Confession d’une condamnée

Confession d’une condamnée

PROLOGUE:

J’avais couru après le temps. Peut-être que mon obsession du moment parfait m’avait conduite dans cet enfer. Cet asile pour les âmes meurtries, les âmes maudites. Il paraît que les songes d’une personne infectée sont désordonnés, qu’ils sont tels une mer enragée, dangereuse, mortelle. Les miens m’avaient très souvent conduite au précipice d’une mort qui, je dois l’avouer, me terrifiait autant qu’elle m’attirait.

Dès lors que j’eus acquis une vérité que je pensais inébranlable, universelle, j’eus l’affreuse sensation que ma place ne demeurait pas parmi les vivants. Non pas que les morts me semblassent plus proches; au fond de mon âme, j’étais terrorisée par l’idée d’une vie après la mort.

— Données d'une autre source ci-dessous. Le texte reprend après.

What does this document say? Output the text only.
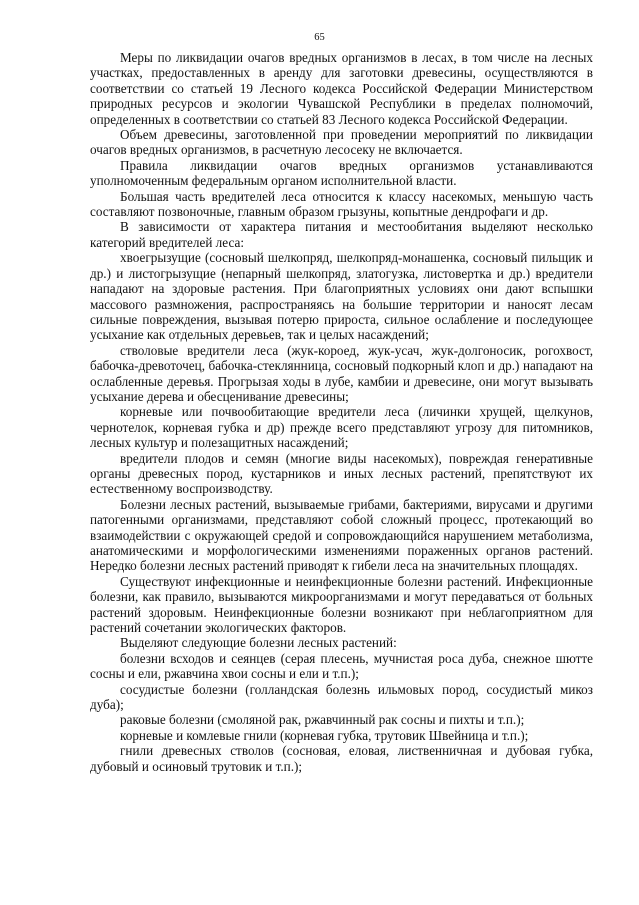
65

Меры по ликвидации очагов вредных организмов в лесах, в том числе на лесных участках, предоставленных в аренду для заготовки древесины, осуществляются в соответствии со статьей 19 Лесного кодекса Российской Федерации Министерством природных ресурсов и экологии Чувашской Республики в пределах полномочий, определенных в соответствии со статьей 83 Лесного кодекса Российской Федерации.

Объем древесины, заготовленной при проведении мероприятий по ликвидации очагов вредных организмов, в расчетную лесосеку не включается.

Правила ликвидации очагов вредных организмов устанавливаются уполномоченным федеральным органом исполнительной власти.

Большая часть вредителей леса относится к классу насекомых, меньшую часть составляют позвоночные, главным образом грызуны, копытные дендрофаги и др.

В зависимости от характера питания и местообитания выделяют несколько категорий вредителей леса:

хвоегрызущие (сосновый шелкопряд, шелкопряд-монашенка, сосновый пильщик и др.) и листогрызущие (непарный шелкопряд, златогузка, листовертка и др.) вредители нападают на здоровые растения. При благоприятных условиях они дают вспышки массового размножения, распространяясь на большие территории и наносят лесам сильные повреждения, вызывая потерю прироста, сильное ослабление и последующее усыхание как отдельных деревьев, так и целых насаждений;

стволовые вредители леса (жук-короед, жук-усач, жук-долгоносик, рогохвост, бабочка-древоточец, бабочка-стеклянница, сосновый подкорный клоп и др.) нападают на ослабленные деревья. Прогрызая ходы в лубе, камбии и древесине, они могут вызывать усыхание дерева и обесценивание древесины;

корневые или почвообитающие вредители леса (личинки хрущей, щелкунов, чернотелок, корневая губка и др) прежде всего представляют угрозу для питомников, лесных культур и полезащитных насаждений;

вредители плодов и семян (многие виды насекомых), повреждая генеративные органы древесных пород, кустарников и иных лесных растений, препятствуют их естественному воспроизводству.

Болезни лесных растений, вызываемые грибами, бактериями, вирусами и другими патогенными организмами, представляют собой сложный процесс, протекающий во взаимодействии с окружающей средой и сопровождающийся нарушением метаболизма, анатомическими и морфологическими изменениями пораженных органов растений. Нередко болезни лесных растений приводят к гибели леса на значительных площадях.

Существуют инфекционные и неинфекционные болезни растений. Инфекционные болезни, как правило, вызываются микроорганизмами и могут передаваться от больных растений здоровым. Неинфекционные болезни возникают при неблагоприятном для растений сочетании экологических факторов.

Выделяют следующие болезни лесных растений:

болезни всходов и сеянцев (серая плесень, мучнистая роса дуба, снежное шютте сосны и ели, ржавчина хвои сосны и ели и т.п.);

сосудистые болезни (голландская болезнь ильмовых пород, сосудистый микоз дуба);

раковые болезни (смоляной рак, ржавчинный рак сосны и пихты и т.п.);

корневые и комлевые гнили (корневая губка, трутовик Швейница и т.п.);

гнили древесных стволов (сосновая, еловая, лиственничная и дубовая губка, дубовый и осиновый трутовик и т.п.);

Car la vie ne m’avait jamais gâtée, et la mort, j’en étais sûre, m’amènerait dans les flammes de l’enfer.

Alors, bien que certains me considéraient comme défaitiste, dépressive et destructrice, lui, ange de ma mort, m’avait vue telle que j’étais. Une moi que je n’avais jamais osé regarder en face. Une moi que j’avais fui, que j’avais essayé de cacher à tout prix. Car le monde bafoue les gens comme moi; les gens infectés.

Ainsi, toute ma chienne de vie, j’avais caché cette différence qui intriguait les non-infectés, qui fascinait d’une façon maladive les psychiatres, et qui m’effrayait au point de l’avoir enfouie, enterrée au plus profond de moi.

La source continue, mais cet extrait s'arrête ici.